The United States has the ambition and resources to reach the upper echelons of the world’s football hierarchy, but it will be difficult while playing against CONCACAF nations. Of the Confederation’s 40 member associations, just ten are in the top 100 of the FIFA world ranking, and only the US and Mexico are in the top 30. Comparatively, all of CONMEBOL’s ten members are inside the top 60, along with a staggering 33 teams from UEFA. Even the AFC has 23 nations in the top 100. The United States simply does not get the regular competition that other nations at the same level do, and while that ensures easier qualification, it hinders the team’s progress in the long run. The logic is simple: If you want to be the best, you have to play the best. And at the moment, two games against Mexico and a couple of tricky away qualifiers every cycle won’t prepare the United States as well as the rigorous qualifying competitions in South America or Europe.

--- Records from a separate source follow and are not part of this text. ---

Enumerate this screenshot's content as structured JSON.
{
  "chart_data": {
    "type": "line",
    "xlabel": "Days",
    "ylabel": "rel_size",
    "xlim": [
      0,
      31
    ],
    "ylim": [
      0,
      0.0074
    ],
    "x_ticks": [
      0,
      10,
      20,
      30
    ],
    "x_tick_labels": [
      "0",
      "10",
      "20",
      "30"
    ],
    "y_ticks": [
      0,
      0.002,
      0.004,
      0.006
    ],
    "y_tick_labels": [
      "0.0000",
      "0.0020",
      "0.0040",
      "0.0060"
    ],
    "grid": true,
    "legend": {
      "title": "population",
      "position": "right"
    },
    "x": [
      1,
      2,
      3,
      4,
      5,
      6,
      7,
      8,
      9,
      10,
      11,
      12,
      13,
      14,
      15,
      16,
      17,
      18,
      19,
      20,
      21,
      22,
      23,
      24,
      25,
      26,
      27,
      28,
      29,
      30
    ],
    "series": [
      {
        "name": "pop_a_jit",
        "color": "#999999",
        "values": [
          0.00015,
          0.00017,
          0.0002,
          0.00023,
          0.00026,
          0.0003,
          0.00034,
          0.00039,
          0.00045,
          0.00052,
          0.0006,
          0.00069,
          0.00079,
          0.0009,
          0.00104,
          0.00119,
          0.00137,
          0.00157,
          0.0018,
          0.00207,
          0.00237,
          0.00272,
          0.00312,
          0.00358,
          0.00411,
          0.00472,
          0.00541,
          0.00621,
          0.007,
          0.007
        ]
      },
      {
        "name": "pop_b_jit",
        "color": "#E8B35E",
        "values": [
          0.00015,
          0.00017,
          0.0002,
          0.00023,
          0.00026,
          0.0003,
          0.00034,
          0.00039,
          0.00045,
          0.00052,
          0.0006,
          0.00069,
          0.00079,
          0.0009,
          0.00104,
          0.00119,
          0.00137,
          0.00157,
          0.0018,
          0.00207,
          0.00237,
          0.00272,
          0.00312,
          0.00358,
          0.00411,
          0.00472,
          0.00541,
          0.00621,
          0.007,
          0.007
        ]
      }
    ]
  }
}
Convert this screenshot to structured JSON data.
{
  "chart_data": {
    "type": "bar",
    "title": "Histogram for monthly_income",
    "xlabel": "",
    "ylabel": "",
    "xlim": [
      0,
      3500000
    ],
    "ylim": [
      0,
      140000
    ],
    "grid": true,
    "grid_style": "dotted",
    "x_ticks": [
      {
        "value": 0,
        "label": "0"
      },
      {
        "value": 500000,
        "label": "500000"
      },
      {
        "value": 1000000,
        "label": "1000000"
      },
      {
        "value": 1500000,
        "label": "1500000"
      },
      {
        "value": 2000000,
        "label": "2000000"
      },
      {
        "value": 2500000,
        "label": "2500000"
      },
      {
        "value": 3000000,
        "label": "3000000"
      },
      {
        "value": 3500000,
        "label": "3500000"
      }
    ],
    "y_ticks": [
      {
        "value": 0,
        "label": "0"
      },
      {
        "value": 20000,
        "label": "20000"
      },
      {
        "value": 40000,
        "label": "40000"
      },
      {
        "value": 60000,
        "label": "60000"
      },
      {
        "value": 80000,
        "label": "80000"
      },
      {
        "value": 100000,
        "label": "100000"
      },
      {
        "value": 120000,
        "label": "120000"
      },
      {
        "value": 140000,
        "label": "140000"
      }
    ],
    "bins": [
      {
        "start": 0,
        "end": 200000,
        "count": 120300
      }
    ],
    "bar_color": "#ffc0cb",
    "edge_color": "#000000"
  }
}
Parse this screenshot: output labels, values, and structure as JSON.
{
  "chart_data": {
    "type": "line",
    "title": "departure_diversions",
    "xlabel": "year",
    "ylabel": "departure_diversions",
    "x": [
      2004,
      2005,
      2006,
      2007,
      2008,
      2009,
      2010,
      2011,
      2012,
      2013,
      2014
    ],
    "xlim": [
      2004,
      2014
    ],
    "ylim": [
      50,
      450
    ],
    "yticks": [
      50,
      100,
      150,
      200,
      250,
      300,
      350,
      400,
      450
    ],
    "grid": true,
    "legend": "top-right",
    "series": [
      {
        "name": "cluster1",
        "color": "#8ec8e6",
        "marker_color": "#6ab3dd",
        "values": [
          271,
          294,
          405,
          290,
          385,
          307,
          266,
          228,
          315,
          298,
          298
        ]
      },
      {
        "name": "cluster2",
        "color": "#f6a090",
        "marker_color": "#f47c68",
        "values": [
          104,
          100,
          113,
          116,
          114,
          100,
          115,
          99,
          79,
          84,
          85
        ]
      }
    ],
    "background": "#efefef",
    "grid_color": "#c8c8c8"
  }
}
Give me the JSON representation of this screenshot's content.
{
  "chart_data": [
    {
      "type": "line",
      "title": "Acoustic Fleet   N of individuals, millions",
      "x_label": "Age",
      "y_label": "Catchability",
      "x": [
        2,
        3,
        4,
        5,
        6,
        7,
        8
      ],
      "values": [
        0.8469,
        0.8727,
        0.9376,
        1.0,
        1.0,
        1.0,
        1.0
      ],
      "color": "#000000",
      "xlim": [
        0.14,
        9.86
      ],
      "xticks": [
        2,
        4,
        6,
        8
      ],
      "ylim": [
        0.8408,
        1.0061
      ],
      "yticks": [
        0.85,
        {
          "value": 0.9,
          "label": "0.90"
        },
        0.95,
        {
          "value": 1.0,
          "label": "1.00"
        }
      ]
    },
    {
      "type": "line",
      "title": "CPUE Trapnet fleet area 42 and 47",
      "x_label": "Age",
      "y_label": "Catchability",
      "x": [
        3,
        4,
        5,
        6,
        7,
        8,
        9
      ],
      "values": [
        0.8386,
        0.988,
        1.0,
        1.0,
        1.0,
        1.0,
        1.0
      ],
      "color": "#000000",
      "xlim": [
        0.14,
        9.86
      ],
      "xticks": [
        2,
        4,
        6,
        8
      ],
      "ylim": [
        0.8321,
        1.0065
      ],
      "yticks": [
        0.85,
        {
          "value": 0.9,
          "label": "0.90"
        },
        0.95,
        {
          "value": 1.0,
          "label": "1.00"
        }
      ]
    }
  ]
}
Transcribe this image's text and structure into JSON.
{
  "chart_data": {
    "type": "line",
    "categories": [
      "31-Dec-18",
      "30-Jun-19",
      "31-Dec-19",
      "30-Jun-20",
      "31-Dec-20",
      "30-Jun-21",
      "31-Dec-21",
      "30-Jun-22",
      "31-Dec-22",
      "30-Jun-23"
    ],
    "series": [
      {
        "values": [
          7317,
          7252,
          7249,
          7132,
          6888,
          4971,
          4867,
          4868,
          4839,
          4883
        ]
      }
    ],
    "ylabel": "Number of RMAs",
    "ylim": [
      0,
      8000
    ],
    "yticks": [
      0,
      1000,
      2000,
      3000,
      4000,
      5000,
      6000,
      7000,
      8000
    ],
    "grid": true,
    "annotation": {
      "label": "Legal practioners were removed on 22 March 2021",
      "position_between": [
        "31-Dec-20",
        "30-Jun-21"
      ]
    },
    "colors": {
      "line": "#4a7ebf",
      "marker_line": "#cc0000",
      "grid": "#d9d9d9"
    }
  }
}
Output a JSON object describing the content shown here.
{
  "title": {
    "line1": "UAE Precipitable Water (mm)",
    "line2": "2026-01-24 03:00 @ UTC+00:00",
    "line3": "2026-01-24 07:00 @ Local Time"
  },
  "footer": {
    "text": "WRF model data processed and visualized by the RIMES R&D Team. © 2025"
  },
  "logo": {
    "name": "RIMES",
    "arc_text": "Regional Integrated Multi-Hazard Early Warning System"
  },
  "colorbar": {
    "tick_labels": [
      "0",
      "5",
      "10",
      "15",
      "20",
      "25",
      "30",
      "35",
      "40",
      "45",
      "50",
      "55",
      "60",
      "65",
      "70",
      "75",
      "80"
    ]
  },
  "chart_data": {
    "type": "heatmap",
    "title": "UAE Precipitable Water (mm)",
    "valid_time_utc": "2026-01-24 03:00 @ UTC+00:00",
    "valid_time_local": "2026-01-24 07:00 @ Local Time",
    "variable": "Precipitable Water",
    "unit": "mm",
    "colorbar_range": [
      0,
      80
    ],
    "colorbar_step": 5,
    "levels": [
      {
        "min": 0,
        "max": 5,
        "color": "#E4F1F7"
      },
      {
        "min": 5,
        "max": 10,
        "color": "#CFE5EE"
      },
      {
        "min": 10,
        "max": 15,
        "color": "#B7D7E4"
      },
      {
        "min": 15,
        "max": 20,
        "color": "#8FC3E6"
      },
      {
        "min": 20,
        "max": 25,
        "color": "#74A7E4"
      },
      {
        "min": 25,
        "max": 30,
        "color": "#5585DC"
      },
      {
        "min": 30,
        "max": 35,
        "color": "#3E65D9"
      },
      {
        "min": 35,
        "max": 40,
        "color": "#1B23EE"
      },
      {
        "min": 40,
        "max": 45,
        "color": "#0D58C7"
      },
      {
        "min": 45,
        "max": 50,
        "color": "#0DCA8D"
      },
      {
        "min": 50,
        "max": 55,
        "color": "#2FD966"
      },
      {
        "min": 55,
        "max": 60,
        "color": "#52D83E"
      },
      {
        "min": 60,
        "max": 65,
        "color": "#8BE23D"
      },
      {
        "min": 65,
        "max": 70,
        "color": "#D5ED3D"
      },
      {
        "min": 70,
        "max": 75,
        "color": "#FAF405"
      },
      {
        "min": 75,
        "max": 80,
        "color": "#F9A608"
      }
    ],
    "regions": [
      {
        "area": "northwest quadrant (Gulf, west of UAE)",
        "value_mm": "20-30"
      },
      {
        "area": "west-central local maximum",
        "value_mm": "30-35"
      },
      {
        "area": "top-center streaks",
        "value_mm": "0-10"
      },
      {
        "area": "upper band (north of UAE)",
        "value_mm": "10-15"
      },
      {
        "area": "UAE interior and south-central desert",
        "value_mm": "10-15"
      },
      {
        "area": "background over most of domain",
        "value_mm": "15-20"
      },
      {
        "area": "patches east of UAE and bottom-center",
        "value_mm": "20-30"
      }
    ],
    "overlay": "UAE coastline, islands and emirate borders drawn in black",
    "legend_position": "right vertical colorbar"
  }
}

In short, I think the US needs a change of scenery. In my opinion, the USMNT and American soccer would be better served as part of CONMEBOL, the governing body of South American football. The competition is better, the level of exposure is higher, and the quality of soccer played far outstrips the brand normally seen here. And wouldn’t welcoming Brazil and Argentina draw a lot more coverage and fans than Panama and Jamaica do? There is a precedent, as well. Australia switched from Oceania to Asia for similar reasons in 2007.
It would, admittedly, be more difficult to qualify for the World Cup, but the benefits of such a move cannot be underestimated. MLS clubs would take part not in the half ignored CONCACAF Champions League, but in the famed Copa Libertadores. Major League Soccer would acquire new relevance in influential and powerful footballing nations, bringing in better foreign players and pushing American players to improve. And the USMNT would be trying itself in the much more brutal Copa America and CONMEBOL World Cup Qualifying competitions.
An interesting, and very positive side effect of this proposal would be the weakening of the influence of the worst cancer on the world’s game, CONCACAF President and FIFA Vice-President Jack Warner. One of the most contemptibly corrupt officials in any International organization, CONCACAF has been polluted, and its quality diluted, by a score of rotten borough type federations set up for the sole purpose of keeping Warner in power (For example, the tiny island of Saint Martin, which has a population of just under 75,000, or slightly less than Edmond, Oklahoma, has two federations, Saint-Martin and Sint Maarten, giving them more votes than the entire US). And he abuses that power by treating CONCACAF, and thus the US, as his own personal cash cow. After receiving over $27 million for Trinidad and Tobago’s participation in the 2006 World Cup, Warner’s Trinidad and Tobago Football Federation claimed revenues of under $3 million and costs of $2.8 million, offering the players less than $1,000 apiece, after Warner himself had negotiated a payment and bonus package totaling over $14 million. During the same World Cup, Warner’s family made over $1 million selling World Cup tickets on the black market, and paid just a quarter of the million dollar fine from FIFA, which has apparently been forgotten.
The US is ready for this move. The American national team and domestic league have both grown by leaps and bounds in the past two decades, and swiftly fading are the times when nations like Trinidad, Panama, and Guatemala provided stern, telling tests of American mettle. The USSF needs to push this country to achieve its potential, and the best place for that to happen is south of the border.